Courses will be held for four weeks at the Facoltà di Giurisprudenza at the University of Siena from Monday through Thursday (except the last Friday), with field trips on Fridays. Students can earn a total of five ABA credits for the program.
The credit to be awarded to non-Tulane students will be determined by their own institutions. There will also be required field trips to the Duomo in Siena, the Uffizi art gallery in Florence and to an archaeological site and visits with officers of the Carabinieri charged with the protection of art, as well as tours of Siena and Sienese and museums.
The Academic Course: International Law, Cultural Heritage, and the Arts (5 credits)
This course includes four subtopics that will prepare students for work in the field of International Law, Cultural Heritage and the Arts. The subtopics include:
The International Legal Framework for the Protection of Art and Cultural Property, Professors Lunney & Francioni
Designed for law students, students in other disciplines, and working professionals, this portion of the course will provide an introduction to the complex and often confusing web of principles and systems that constitute international law. Concepts such as sovereignty, jurisdiction, and standing will be considered, as well as the basic rights of both nations and individuals to their art and their cultural property.
The following major conventions regarding the protection of art and cultural property will be addressed: the UNIDROIT Convention on Stolen or Illegally Exported Cultural Objects, the UNESCO Convention on the Means of Prohibiting and Preventing the Illicit Import, Export and Transfer of Ownership of Cultural Property, the UNESCO Convention on the Protection of the Underwater Cultural Heritage, and the Universal Declaration on Cultural Diversity.
From Black to Gray: the Markets in Stolen and Looted Art and Antiquities, Professor Gerstenblith
This section will address the recourses to the theft and smuggling of stolen art or looted antiquities, with estimated annual losses as high as $6 billion, according to the FBI Art Crime Team. Particular emphasis will be given to the problem of archaeological site looting. Among the specific topics covered are: the domestic implementation of the 1970 UNESCO Convention among market nations; the prosecution for dealing in stolen art and antiquities; and civil forfeiture. Finally, we will discuss the particular problems faced by auction houses and purchasers. Case studies, including the looting of the Iraq Museum and of archaeological sites in Iraq, will be used throughout the course to illustrate these legal principles.
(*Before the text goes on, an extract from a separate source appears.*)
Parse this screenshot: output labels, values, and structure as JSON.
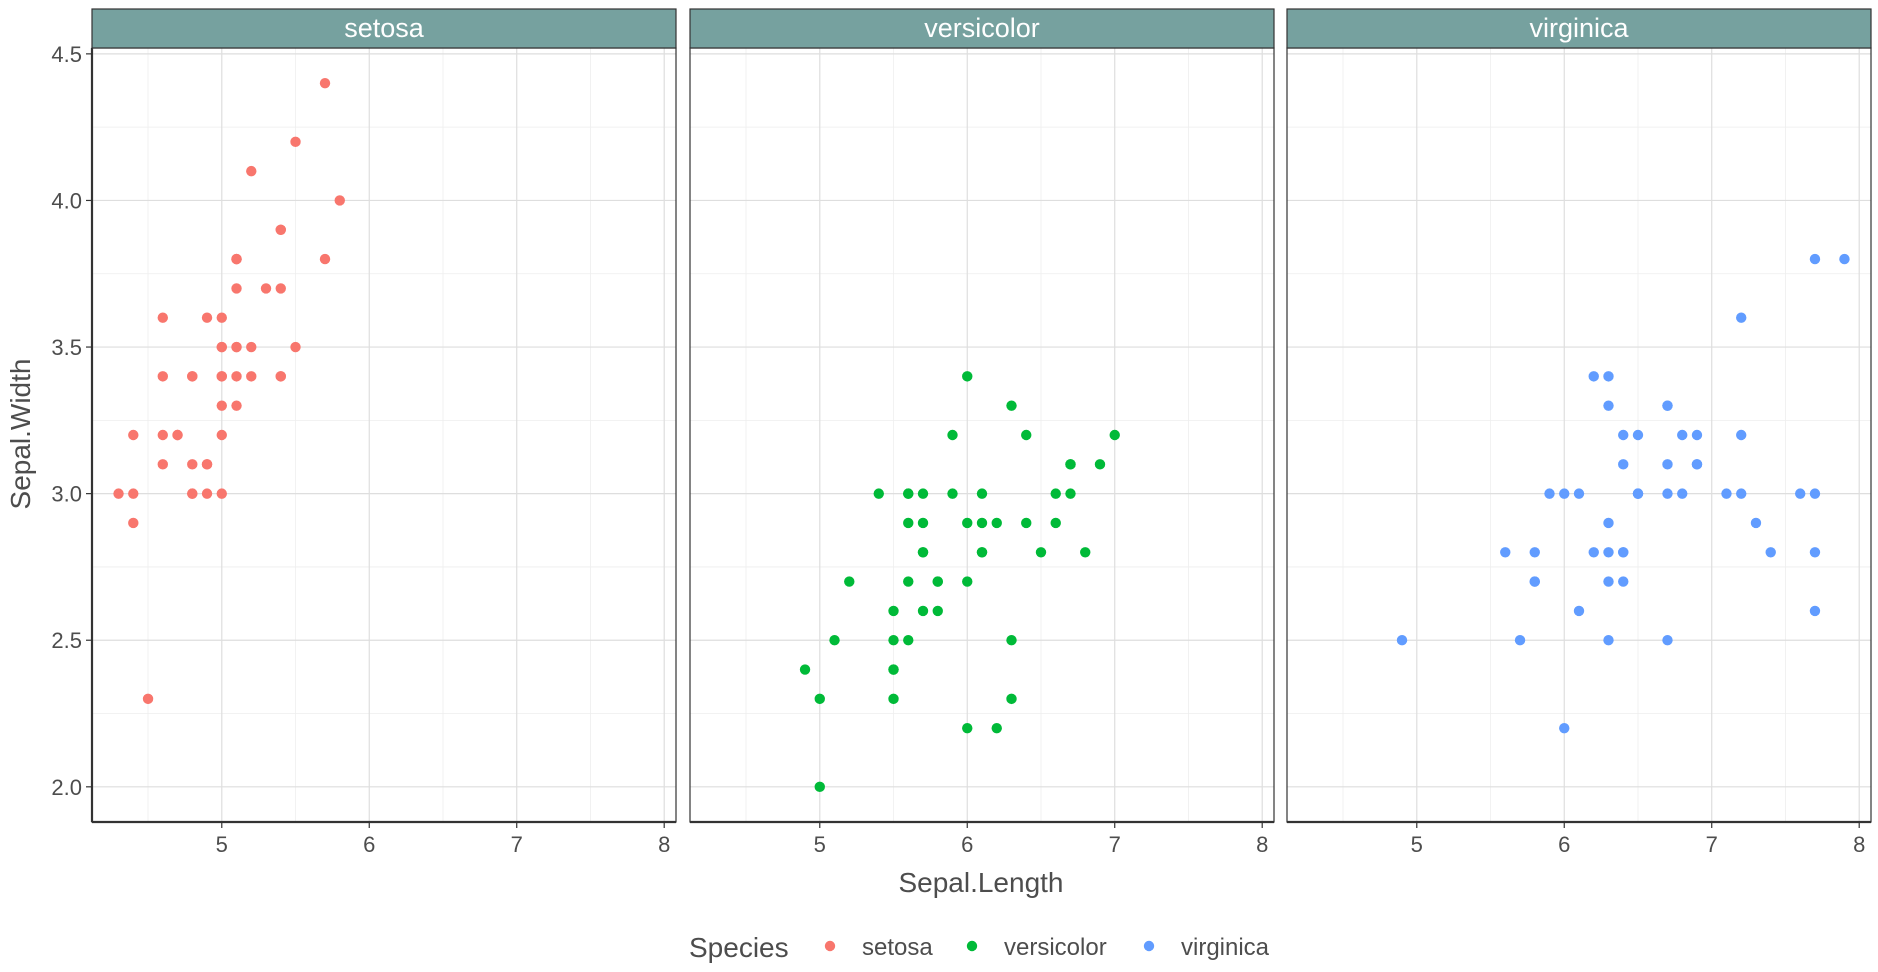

Beyond the Law: The Ethics of Collectors and Collections, Professor Flora
This section will explore the ever-changing ethical issues surrounding the acquisition of art by museums and collectors, who now often go beyond the law to embrace new ethical codes of collecting. What duty does a museum have to ensure that it is not acquiring stolen property? When must property that is discovered to be stolen be returned to its rightful owner or to its country of origin? Is it ethical for a private collector to purchase a masterpiece, and deny the public access to it? Taking advantage of resources in Siena itself, such as the city Paintings Gallery, the Cathedral Museum, and the Archaeological Museum, this section will look at how and why art was and is acquired by museums and collectors in Italy and abroad. We will look in particular at collecting policies and ethical codes of American museums such as the Metropolitan Museum of Art and the J. Paul Getty Museum, and their at-times controversial acquisition of Italian works by seminal figures in Sienese painting such as Duccio. Reflecting on issues of ownership, culture, and identity as faced by museums, we will also examine works of Etruscan art at the center of recent repatriation efforts by Italy, and also address the Elgin or Parthenon Marbles controversy.
The Protection of Art in Times of Crisis: from War to Natural Disasters, Professors Pavoni and Lenzerini
From earliest times, art and cultural property have been treated, and prized as “the spoils of war.” In just the past century, civilization has witnessed massive theft and destruction of art and cultural property during armed conflicts, ranging from the systematic looting of the artwork of entire nations by the Nazis during WWII, to the deliberate eradication of Buddhist temples and monasteries in Cambodia by the Khmer Rouge, to the recent pillaging of an entire national museum. Unfortunately, the legal efforts to protect art and cultural property during such armed conflicts have not kept pace. This section will survey those efforts, beginning with the ancient “laws of war,” continuing up through the Lieber Code, the Hague Conventions of 1899 and 1907, and ending with Article 8 of the Rome Statute of the International Criminal Court. In addition, a portion of the time will be devoted to the issue of protecting art during other times of crisis, such as natural disasters.